At one-year and three-months-old I was definitely the youngest on board.
Sister ships TS John Jerwood and TS Jack Petchey can take cadets from 12-years-old because they are powered vessels. The rope handling on a tall ship is a bit more physical so TS Royalist trains cadets aged 13 to 17-years-old.
Given my youthfulness I was a little surprised to be told that I reminded one cadet of his grandma! But he quickly explained that he meant “wise and experienced”. This seems plausible. I am a pretty magnificent moggy. Hello to grandma!
As an experienced prowler of Royal Navy warships, I had never been on board a sail ship or met any sea cadets or royal marines cadets before. I needn’t have worried as they were all very welcoming and most of them were on their first sailing trip too. My cadet shipmates were from units all over the UK and so day one was spent settling in, getting to know their new cabin mates, with the help of the experienced and friendly permanent staff.
I joined for day two which was the first day at sea. We spent the morning learning some essential safety rules, practicing putting on safety harnesses and having our first go at climbing the rigging; which is an important part of setting the sails at sea.

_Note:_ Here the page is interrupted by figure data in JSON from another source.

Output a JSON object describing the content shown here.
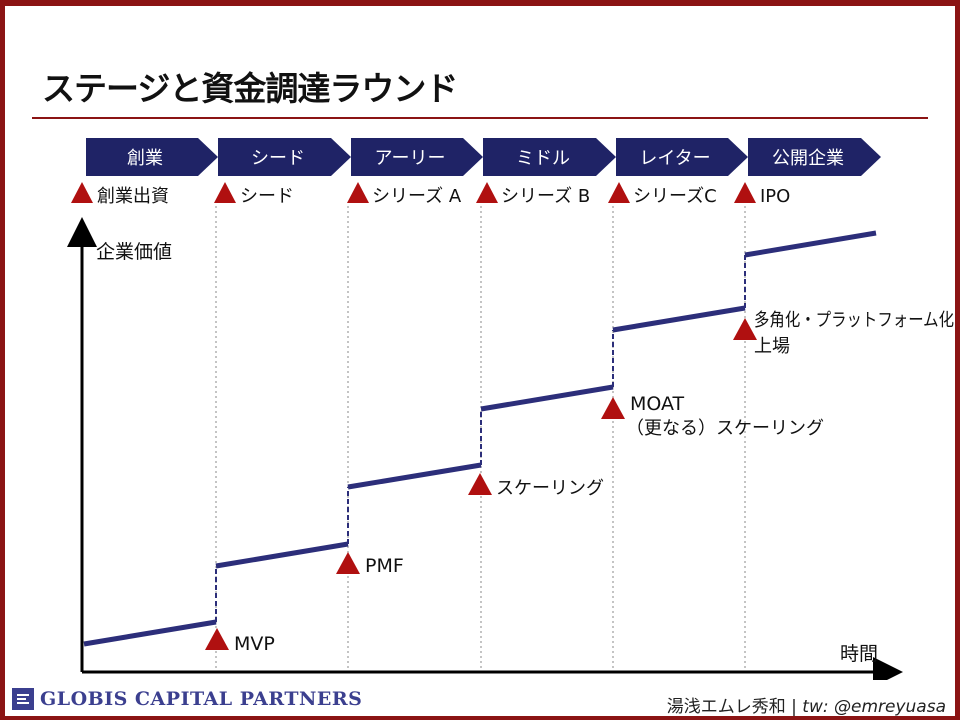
{
  "title": "ステージと資金調達ラウンド",
  "stages": [
    "創業",
    "シード",
    "アーリー",
    "ミドル",
    "レイター",
    "公開企業"
  ],
  "rounds": [
    "創業出資",
    "シード",
    "シリーズ A",
    "シリーズ B",
    "シリーズC",
    "IPO"
  ],
  "y_axis_label": "企業価値",
  "x_axis_label": "時間",
  "milestones": [
    {
      "lines": [
        "MVP"
      ]
    },
    {
      "lines": [
        "PMF"
      ]
    },
    {
      "lines": [
        "スケーリング"
      ]
    },
    {
      "lines": [
        "MOAT",
        "（更なる）スケーリング"
      ]
    },
    {
      "lines": [
        "多角化・プラットフォーム化",
        "上場"
      ]
    }
  ],
  "footer": {
    "logo_text": "GLOBIS CAPITAL PARTNERS",
    "author": "湯浅エムレ秀和 | ",
    "handle": "tw: @emreyuasa"
  },
  "colors": {
    "frame": "#8b1414",
    "chevron": "#1f2366",
    "line": "#2c2e7a",
    "triangle": "#b01010"
  }
}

Sailing a tall ship is completely different to being at school and was new to all of us. Some cadets quickly discovered a hidden talent which they didn’t know they had while the rest of us needed a little longer and a bit more practice to master new things. This is fine; there were ten staff on board to assist us and fellow cadets encouraged each other well.
Every small step forward (or upward!) is celebrated. As soon as they climb onto the very first rung of the rigging ladders cadets have achieved something new and with a whole week in which to gain confidence, everyone enjoys personal progress.

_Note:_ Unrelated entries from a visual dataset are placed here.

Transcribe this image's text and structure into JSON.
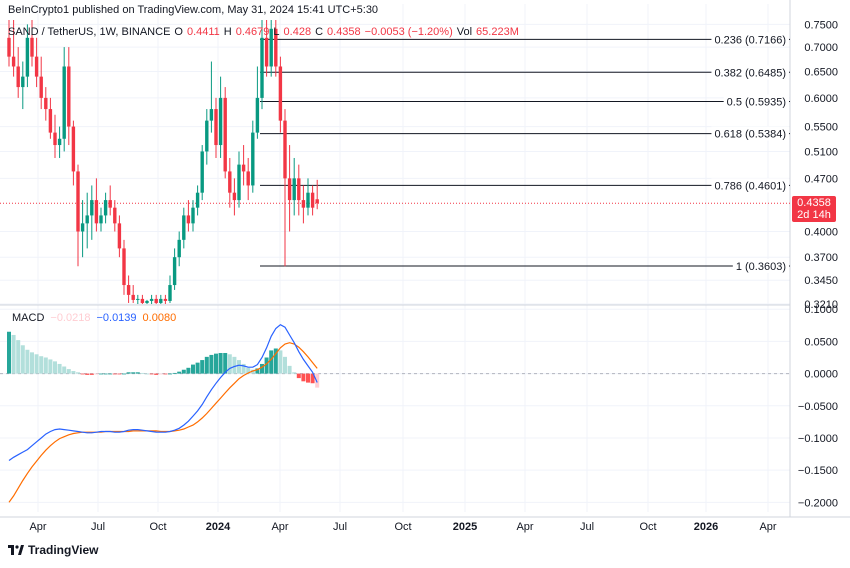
{
  "header": {
    "published": "BeInCrypto1 published on TradingView.com, May 31, 2024 15:41 UTC+5:30",
    "symbol": "SAND / TetherUS, 1W, BINANCE",
    "o_label": "O",
    "o_val": "0.4411",
    "h_label": "H",
    "h_val": "0.4679",
    "l_label": "L",
    "l_val": "0.428",
    "c_label": "C",
    "c_val": "0.4358",
    "change": "−0.0053 (−1.20%)",
    "vol_label": "Vol",
    "vol_val": "65.223M"
  },
  "macd_header": {
    "label": "MACD",
    "hist": "−0.0218",
    "macd": "−0.0139",
    "signal": "0.0080"
  },
  "price_tag": {
    "price": "0.4358",
    "countdown": "2d 14h"
  },
  "footer": {
    "brand": "TradingView"
  },
  "colors": {
    "up": "#089981",
    "down": "#f23645",
    "macd": "#2962ff",
    "signal": "#ff6d00",
    "hist_pos_strong": "#26a69a",
    "hist_pos_weak": "#b2dfdb",
    "hist_neg_strong": "#ff5252",
    "hist_neg_weak": "#ffcdd2"
  },
  "chart_data": {
    "type": "candlestick",
    "price_axis": {
      "ticks": [
        "0.7500",
        "0.7000",
        "0.6500",
        "0.6000",
        "0.5500",
        "0.5100",
        "0.4700",
        "0.4000",
        "0.3700",
        "0.3450",
        "0.3210"
      ],
      "min": 0.321,
      "max": 0.76,
      "scale": "log"
    },
    "time_axis": {
      "labels": [
        "Apr",
        "Jul",
        "Oct",
        "2024",
        "Apr",
        "Jul",
        "Oct",
        "2025",
        "Apr",
        "Jul",
        "Oct",
        "2026",
        "Apr"
      ],
      "bold": [
        "2024",
        "2025",
        "2026"
      ]
    },
    "fibonacci": [
      {
        "label": "0.236 (0.7166)",
        "price": 0.7166
      },
      {
        "label": "0.382 (0.6485)",
        "price": 0.6485
      },
      {
        "label": "0.5 (0.5935)",
        "price": 0.5935
      },
      {
        "label": "0.618 (0.5384)",
        "price": 0.5384
      },
      {
        "label": "0.786 (0.4601)",
        "price": 0.4601
      },
      {
        "label": "1 (0.3603)",
        "price": 0.3603
      }
    ],
    "last_price": 0.4358,
    "candles": [
      [
        0.72,
        0.76,
        0.66,
        0.68
      ],
      [
        0.68,
        0.76,
        0.64,
        0.66
      ],
      [
        0.66,
        0.7,
        0.6,
        0.62
      ],
      [
        0.62,
        0.67,
        0.58,
        0.64
      ],
      [
        0.64,
        0.75,
        0.62,
        0.72
      ],
      [
        0.72,
        0.76,
        0.66,
        0.68
      ],
      [
        0.68,
        0.72,
        0.62,
        0.64
      ],
      [
        0.64,
        0.68,
        0.58,
        0.6
      ],
      [
        0.6,
        0.62,
        0.56,
        0.58
      ],
      [
        0.58,
        0.6,
        0.53,
        0.54
      ],
      [
        0.54,
        0.57,
        0.5,
        0.52
      ],
      [
        0.52,
        0.55,
        0.5,
        0.53
      ],
      [
        0.53,
        0.7,
        0.51,
        0.66
      ],
      [
        0.66,
        0.7,
        0.52,
        0.55
      ],
      [
        0.55,
        0.56,
        0.46,
        0.48
      ],
      [
        0.48,
        0.49,
        0.36,
        0.4
      ],
      [
        0.4,
        0.44,
        0.37,
        0.41
      ],
      [
        0.41,
        0.45,
        0.38,
        0.42
      ],
      [
        0.42,
        0.46,
        0.39,
        0.44
      ],
      [
        0.44,
        0.47,
        0.4,
        0.41
      ],
      [
        0.41,
        0.43,
        0.4,
        0.42
      ],
      [
        0.42,
        0.45,
        0.41,
        0.44
      ],
      [
        0.44,
        0.46,
        0.42,
        0.43
      ],
      [
        0.43,
        0.44,
        0.4,
        0.41
      ],
      [
        0.41,
        0.42,
        0.37,
        0.38
      ],
      [
        0.38,
        0.39,
        0.33,
        0.34
      ],
      [
        0.34,
        0.35,
        0.322,
        0.33
      ],
      [
        0.33,
        0.34,
        0.322,
        0.325
      ],
      [
        0.325,
        0.33,
        0.321,
        0.326
      ],
      [
        0.326,
        0.33,
        0.321,
        0.322
      ],
      [
        0.322,
        0.325,
        0.321,
        0.324
      ],
      [
        0.324,
        0.33,
        0.321,
        0.326
      ],
      [
        0.326,
        0.33,
        0.321,
        0.322
      ],
      [
        0.322,
        0.33,
        0.321,
        0.326
      ],
      [
        0.326,
        0.33,
        0.321,
        0.324
      ],
      [
        0.324,
        0.35,
        0.322,
        0.34
      ],
      [
        0.34,
        0.38,
        0.335,
        0.37
      ],
      [
        0.37,
        0.4,
        0.36,
        0.39
      ],
      [
        0.39,
        0.43,
        0.38,
        0.42
      ],
      [
        0.42,
        0.44,
        0.4,
        0.41
      ],
      [
        0.41,
        0.44,
        0.4,
        0.43
      ],
      [
        0.43,
        0.46,
        0.42,
        0.45
      ],
      [
        0.45,
        0.52,
        0.44,
        0.51
      ],
      [
        0.51,
        0.58,
        0.49,
        0.56
      ],
      [
        0.56,
        0.67,
        0.54,
        0.58
      ],
      [
        0.58,
        0.6,
        0.5,
        0.52
      ],
      [
        0.52,
        0.64,
        0.5,
        0.6
      ],
      [
        0.6,
        0.62,
        0.47,
        0.48
      ],
      [
        0.48,
        0.5,
        0.43,
        0.45
      ],
      [
        0.45,
        0.47,
        0.42,
        0.44
      ],
      [
        0.44,
        0.51,
        0.43,
        0.49
      ],
      [
        0.49,
        0.52,
        0.46,
        0.48
      ],
      [
        0.48,
        0.5,
        0.44,
        0.46
      ],
      [
        0.46,
        0.56,
        0.45,
        0.54
      ],
      [
        0.54,
        0.66,
        0.53,
        0.6
      ],
      [
        0.6,
        0.76,
        0.58,
        0.72
      ],
      [
        0.72,
        0.76,
        0.64,
        0.66
      ],
      [
        0.66,
        0.76,
        0.64,
        0.74
      ],
      [
        0.74,
        0.76,
        0.64,
        0.66
      ],
      [
        0.66,
        0.68,
        0.54,
        0.56
      ],
      [
        0.56,
        0.58,
        0.36,
        0.47
      ],
      [
        0.47,
        0.52,
        0.4,
        0.44
      ],
      [
        0.44,
        0.5,
        0.42,
        0.47
      ],
      [
        0.47,
        0.49,
        0.42,
        0.44
      ],
      [
        0.44,
        0.46,
        0.41,
        0.43
      ],
      [
        0.43,
        0.47,
        0.42,
        0.45
      ],
      [
        0.45,
        0.46,
        0.42,
        0.43
      ],
      [
        0.4411,
        0.4679,
        0.428,
        0.4358
      ]
    ],
    "macd_axis": {
      "ticks": [
        "0.1000",
        "0.0500",
        "0.0000",
        "−0.0500",
        "−0.1000",
        "−0.1500",
        "−0.2000"
      ],
      "min": -0.215,
      "max": 0.105
    },
    "macd_line": [
      -0.135,
      -0.13,
      -0.126,
      -0.122,
      -0.118,
      -0.112,
      -0.106,
      -0.1,
      -0.094,
      -0.09,
      -0.087,
      -0.086,
      -0.087,
      -0.088,
      -0.089,
      -0.09,
      -0.091,
      -0.092,
      -0.092,
      -0.091,
      -0.09,
      -0.09,
      -0.09,
      -0.091,
      -0.091,
      -0.09,
      -0.088,
      -0.087,
      -0.087,
      -0.088,
      -0.089,
      -0.09,
      -0.091,
      -0.091,
      -0.091,
      -0.09,
      -0.088,
      -0.085,
      -0.08,
      -0.074,
      -0.066,
      -0.058,
      -0.048,
      -0.036,
      -0.025,
      -0.015,
      -0.006,
      0.002,
      0.008,
      0.011,
      0.013,
      0.012,
      0.01,
      0.01,
      0.014,
      0.025,
      0.04,
      0.058,
      0.07,
      0.076,
      0.072,
      0.06,
      0.048,
      0.034,
      0.022,
      0.012,
      0.002,
      -0.0139
    ],
    "signal_line": [
      -0.2,
      -0.19,
      -0.178,
      -0.166,
      -0.155,
      -0.145,
      -0.136,
      -0.127,
      -0.119,
      -0.112,
      -0.106,
      -0.101,
      -0.098,
      -0.095,
      -0.093,
      -0.092,
      -0.091,
      -0.091,
      -0.091,
      -0.091,
      -0.091,
      -0.09,
      -0.09,
      -0.09,
      -0.09,
      -0.09,
      -0.09,
      -0.089,
      -0.089,
      -0.089,
      -0.089,
      -0.089,
      -0.089,
      -0.09,
      -0.09,
      -0.09,
      -0.089,
      -0.088,
      -0.086,
      -0.083,
      -0.08,
      -0.075,
      -0.069,
      -0.062,
      -0.054,
      -0.046,
      -0.038,
      -0.03,
      -0.022,
      -0.015,
      -0.008,
      -0.003,
      0.001,
      0.004,
      0.006,
      0.01,
      0.015,
      0.022,
      0.031,
      0.04,
      0.046,
      0.048,
      0.046,
      0.041,
      0.034,
      0.026,
      0.017,
      0.008
    ],
    "histogram": [
      0.065,
      0.06,
      0.052,
      0.044,
      0.037,
      0.033,
      0.03,
      0.027,
      0.025,
      0.022,
      0.019,
      0.015,
      0.011,
      0.007,
      0.004,
      0.002,
      -0.001,
      -0.002,
      -0.002,
      -0.001,
      0.0,
      0.0,
      0.0,
      -0.001,
      -0.001,
      0.0,
      0.002,
      0.002,
      0.002,
      0.001,
      0.0,
      -0.001,
      -0.002,
      -0.001,
      -0.001,
      0.0,
      0.001,
      0.003,
      0.006,
      0.009,
      0.014,
      0.017,
      0.021,
      0.026,
      0.029,
      0.031,
      0.032,
      0.032,
      0.03,
      0.026,
      0.021,
      0.015,
      0.009,
      0.006,
      0.008,
      0.015,
      0.025,
      0.036,
      0.039,
      0.036,
      0.026,
      0.012,
      0.002,
      -0.007,
      -0.012,
      -0.014,
      -0.015,
      -0.0218
    ]
  }
}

I had a few difficulties with my claws getting stuck in the rope but I made it to the ‘first floor’ of the rigging, about a third of the way up. The sea breeze really gets in your whiskers up there – lovely!
Teamwork is an important part of the training. This can be anything from taking your turn as duty mess cadet, helping to serve hot food to those who have been out on deck; making sure that you’re pulling the right rope at the right time to coordinate with everyone else, or heaving heavier ropes as part of a group. ‘Learning the ropes’ is a phrase which has its origins in sailing and with one hundred and twenty “ropes with jobs” on TS Royalist, I can see why!
Lunch, cooked by the full time chef, was soup followed by pulled pork baps. On Sunday evening we had a traditional roast dinner. The smell of turkey had been wafting through the ship all day so it was a relief to finally get my paws on some. Several cadets had vegetarian meals and having let him know in advance, the very nice chef also catered for my feline needs. Purr-fect!
As well as being a lot of fun, TS Royalist provides a very different environment in which to discover and develop your individual strengths and identify and work on areas for improvement. For me a strength was that I am comfortable with heights. It’s a cat speciality. My main area for improvement was team work as I can be quite easily distracted by food and warmth. After my tail had been trodden on a couple of times I learnt to pay more attention to where I was in relation to feet and moving ropes!
All in all, it was a brilliant trip in a fascinating vessel. The staff are wonderful and have years of experience of working with young people at sea; they make sure that everyone is well looked after, including this Ship’s Cat. A big thank you to Captain Sea Cadets for the invite on board, and also to the lovely staff and cadets who made me so welcome. Enjoy the rest of your training season, TS Royalist!